Chisago Lakes Middle School was his top priority for security upgrades, including the entryway where the school lacks the growing standard of having a centralized office where visitors have to check in upon arrival.

“You basically are buzzed in and you’re on campus at that point. And that’s not safe in today’s world at this point,” Dietz continued.

Perhaps even more striking are the third-floor classrooms. Many of them don’t have doors.

“So there’s a little bit of privacy for people walking by,” Lindeman said, sliding a curtain closed at the entrance of one of the rooms. “But the biggest thing is there’s not a locked secured door.”

Dietz listed other big-ticket repairs they say the district needs, including roofs “that are basically end of life, parking lots [and] other concrete work.”

He and Lindeman said that after two years of failed bond referendums and levy increases, the district is left without the means to fix any of it, much less retain its teachers who could make “10 to $30,000 more” in neighboring districts, according to Lindeman.

“The way we fund schools is archaic, and things need to change,” he said.

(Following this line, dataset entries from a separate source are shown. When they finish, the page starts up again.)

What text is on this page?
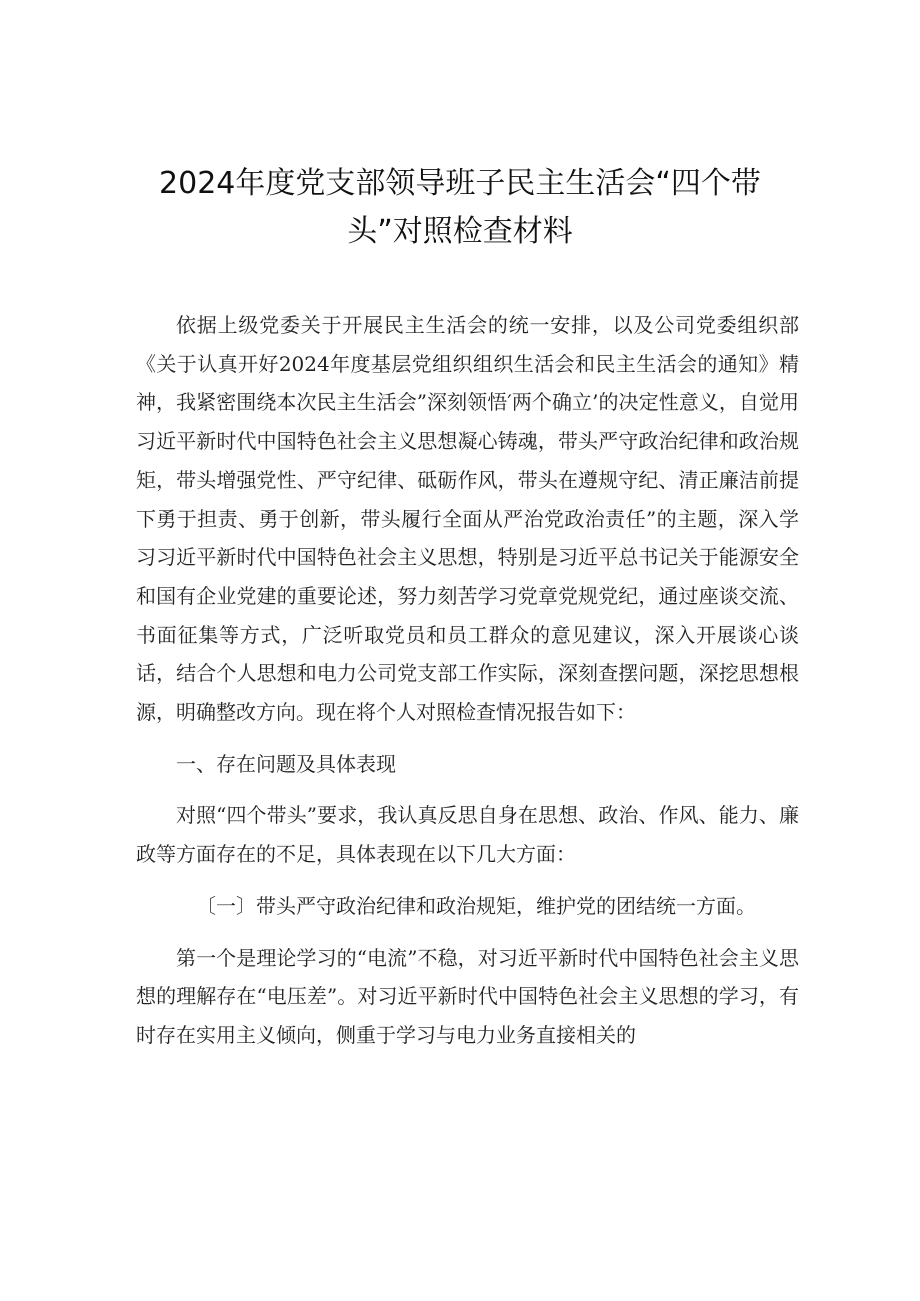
2024年度党支部领导班子民主生活会“四个带头”对照检查材料

依据上级党委关于开展民主生活会的统一安排，以及公司党委组织部《关于认真开好2024年度基层党组织组织生活会和民主生活会的通知》精神，我紧密围绕本次民主生活会”深刻领悟′两个确立’的决定性意义，自觉用习近平新时代中国特色社会主义思想凝心铸魂，带头严守政治纪律和政治规矩，带头增强党性、严守纪律、砥砺作风，带头在遵规守纪、清正廉洁前提下勇于担责、勇于创新，带头履行全面从严治党政治责任”的主题，深入学习习近平新时代中国特色社会主义思想，特别是习近平总书记关于能源安全和国有企业党建的重要论述，努力刻苦学习党章党规党纪，通过座谈交流、书面征集等方式，广泛听取党员和员工群众的意见建议，深入开展谈心谈话，结合个人思想和电力公司党支部工作实际，深刻查摆问题，深挖思想根源，明确整改方向。现在将个人对照检查情况报告如下：

一、存在问题及具体表现

对照“四个带头”要求，我认真反思自身在思想、政治、作风、能力、廉政等方面存在的不足，具体表现在以下几大方面：

〔一〕带头严守政治纪律和政治规矩，维护党的团结统一方面。

第一个是理论学习的“电流”不稳，对习近平新时代中国特色社会主义思想的理解存在“电压差”。对习近平新时代中国特色社会主义思想的学习，有时存在实用主义倾向，侧重于学习与电力业务直接相关的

Minnesota school districts are largely funded on a per-pupil basis, currently at a rate of $6,863 per student. In other words, the more students a district has, the more money it gets from the state.

However, the rate has not kept up with inflation and has not been considered enough money for districts to operate off of for some time.

That’s where operating levies come in. Voters in many districts have agreed to tax hikes of varying degrees and frequency to raise that per-pupil rate, which places some districts of the same size on different playing fields.

Chisago Lakes School District has been a few million dollars a year behind its neighboring districts for several years, Lindeman said.

Even with upcoming annual inflationary increases approved by the Minnesota Legislature this year, he and Dietz said it’s not enough to entirely bring back what they’ve cut, much less make repairs and secure schools.

“Our legislators need to come and visit our schools, and talk to the School Board members so we can change the way that we fund schools. That has to change,” Lindeman concluded.

Meanwhile, it’s back to the drawing board for district officials as they prepare to ask voters again for a referendum and/or levy increase on the next Election Day.